New Study Sheds Light on Vaccine-Induced Immune Thrombocytopenia and Thrombosis

Recent research by News Medical, Flinders University, and global experts has advanced our understanding of vaccine-induced immune thrombocytopenia and thrombosis (VITT). First identified during the peak of the COVID-19 pandemic in 2021, VITT was linked to adenovirus vector-based vaccines, notably the Oxford-AstraZeneca vaccine.

The condition is caused by a dangerous blood autoantibody targeting a protein called platelet factor 4 (PF4). In separate 2023 research, scientists from Canada, North America, Germany, and Italy described a similar disorder, with the same PF4 antibody, occurring after natural adenovirus (common cold) infections. Some cases were fatal.

In 2022, Flinders University researchers Dr. Jing Jing Wang and Professor Tom Gordon, Head of Immunology at SA Pathology in South Australia, deciphered the molecular code of the PF4 antibody and identified a genetic risk factor associated with an antibody gene called IGLV3.21*02.

Now, collaborating with international researchers, the Flinders team has discovered that PF4 antibodies in both adenoviruses infection-associated VITT and vaccine-associated VITT share identical molecular signatures.

“This research, utilizing a novel approach developed at Flinders University to target blood antibodies, reveals a common trigger in virus and vaccine structures that initiates the pathological PF4 antibodies,” explains Professor Gordon.

“The pathways of lethal antibody production in these disorders appear virtually identical and have similar genetic risk factors. Our findings suggest that insights from VITT apply to rare blood clotting cases following natural adenovirus infections and have significant implications for vaccine development,” he adds.
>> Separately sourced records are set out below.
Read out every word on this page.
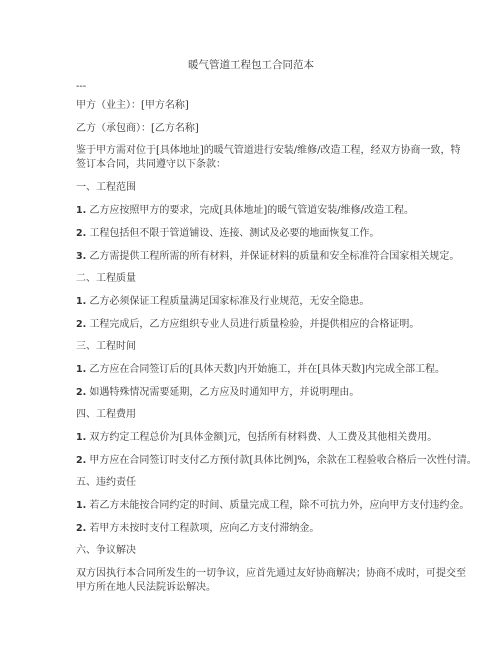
暖气管道工程包工合同范本
---
甲方（业主）：[甲方名称]
乙方（承包商）：[乙方名称]
鉴于甲方需对位于[具体地址]的暖气管道进行安装/维修/改造工程，经双方协商一致，特
签订本合同，共同遵守以下条款：
一、工程范围
1. 乙方应按照甲方的要求，完成[具体地址]的暖气管道安装/维修/改造工程。
2. 工程包括但不限于管道铺设、连接、测试及必要的地面恢复工作。
3. 乙方需提供工程所需的所有材料，并保证材料的质量和安全标准符合国家相关规定。
二、工程质量
1. 乙方必须保证工程质量满足国家标准及行业规范，无安全隐患。
2. 工程完成后，乙方应组织专业人员进行质量检验，并提供相应的合格证明。
三、工程时间
1. 乙方应在合同签订后的[具体天数]内开始施工，并在[具体天数]内完成全部工程。
2. 如遇特殊情况需要延期，乙方应及时通知甲方，并说明理由。
四、工程费用
1. 双方约定工程总价为[具体金额]元，包括所有材料费、人工费及其他相关费用。
2. 甲方应在合同签订时支付乙方预付款[具体比例]%，余款在工程验收合格后一次性付清。
五、违约责任
1. 若乙方未能按合同约定的时间、质量完成工程，除不可抗力外，应向甲方支付违约金。
2. 若甲方未按时支付工程款项，应向乙方支付滞纳金。
六、争议解决
双方因执行本合同所发生的一切争议，应首先通过友好协商解决；协商不成时，可提交至
甲方所在地人民法院诉讼解决。
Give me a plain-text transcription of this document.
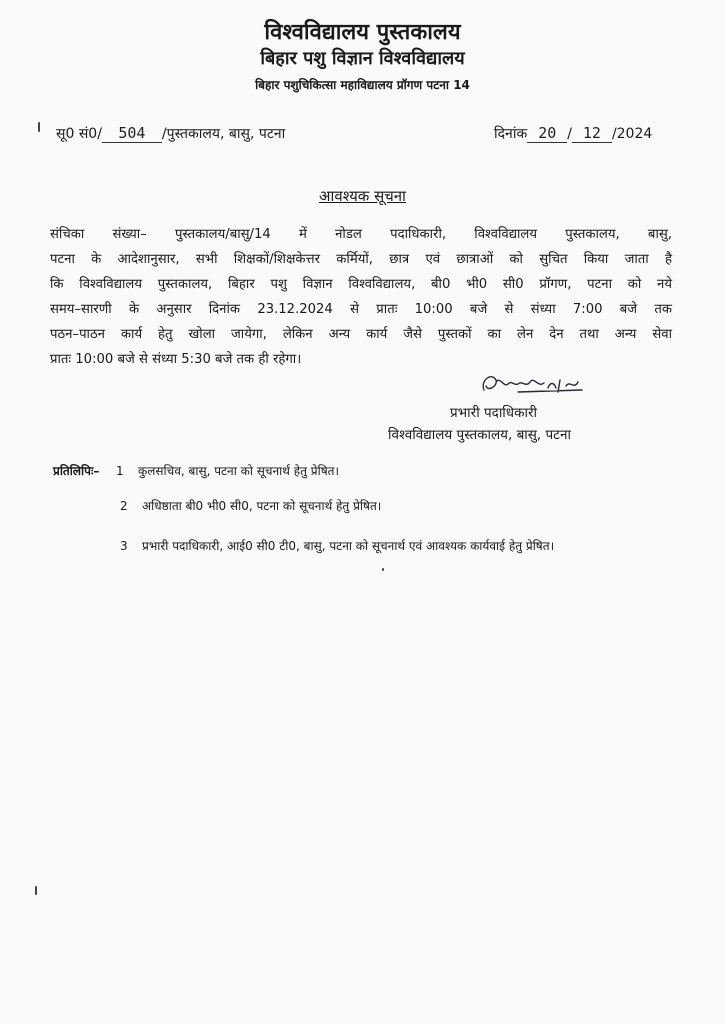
विश्वविद्यालय पुस्तकालय
बिहार पशु विज्ञान विश्वविद्यालय
बिहार पशुचिकित्सा महाविद्यालय प्रॉगण पटना 14
सू0 सं0/ 504 /पुस्तकालय, बासु, पटना	दिनांक 20 / 12 /2024
आवश्यक सूचना
संचिका संख्या– पुस्तकालय/बासु/14 में नोडल पदाधिकारी, विश्वविद्यालय पुस्तकालय, बासु,
पटना के आदेशानुसार, सभी शिक्षकों/शिक्षकेत्तर कर्मियों, छात्र एवं छात्राओं को सुचित किया जाता है
कि विश्वविद्यालय पुस्तकालय, बिहार पशु विज्ञान विश्वविद्यालय, बी0 भी0 सी0 प्रॉगण, पटना को नये
समय–सारणी के अनुसार दिनांक 23.12.2024 से प्रातः 10:00 बजे से संध्या 7:00 बजे तक
पठन–पाठन कार्य हेतु खोला जायेगा, लेकिन अन्य कार्य जैसे पुस्तकों का लेन देन तथा अन्य सेवा
प्रातः 10:00 बजे से संध्या 5:30 बजे तक ही रहेगा।
प्रभारी पदाधिकारी
विश्वविद्यालय पुस्तकालय, बासु, पटना
प्रतिलिपिः– 1 कुलसचिव, बासु, पटना को सूचनार्थ हेतु प्रेषित।
2 अधिष्ठाता बी0 भी0 सी0, पटना को सूचनार्थ हेतु प्रेषित।
3 प्रभारी पदाधिकारी, आई0 सी0 टी0, बासु, पटना को सूचनार्थ एवं आवश्यक कार्यवाई हेतु प्रेषित।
The findings, published in the New England Journal of Medicine, are expected to influence future vaccine development. Dr. Wang, the first author of the study, highlights the importance of these discoveries for improving vaccine safety and efficacy. told by SciTech Daily

Funding and Support

The research received support from the German Research Foundation (Deutsche Forschungsgemeinschaft) and a European Medicines Agency service contract. Dr. Schönborn was funded by the ASH Global Research Award from the American Society of Hematology and the Gerhard Domagk Research Program through the Medical University of Greifswald. Dr. Wang was supported by a Flinders Foundation Health Seed Grant.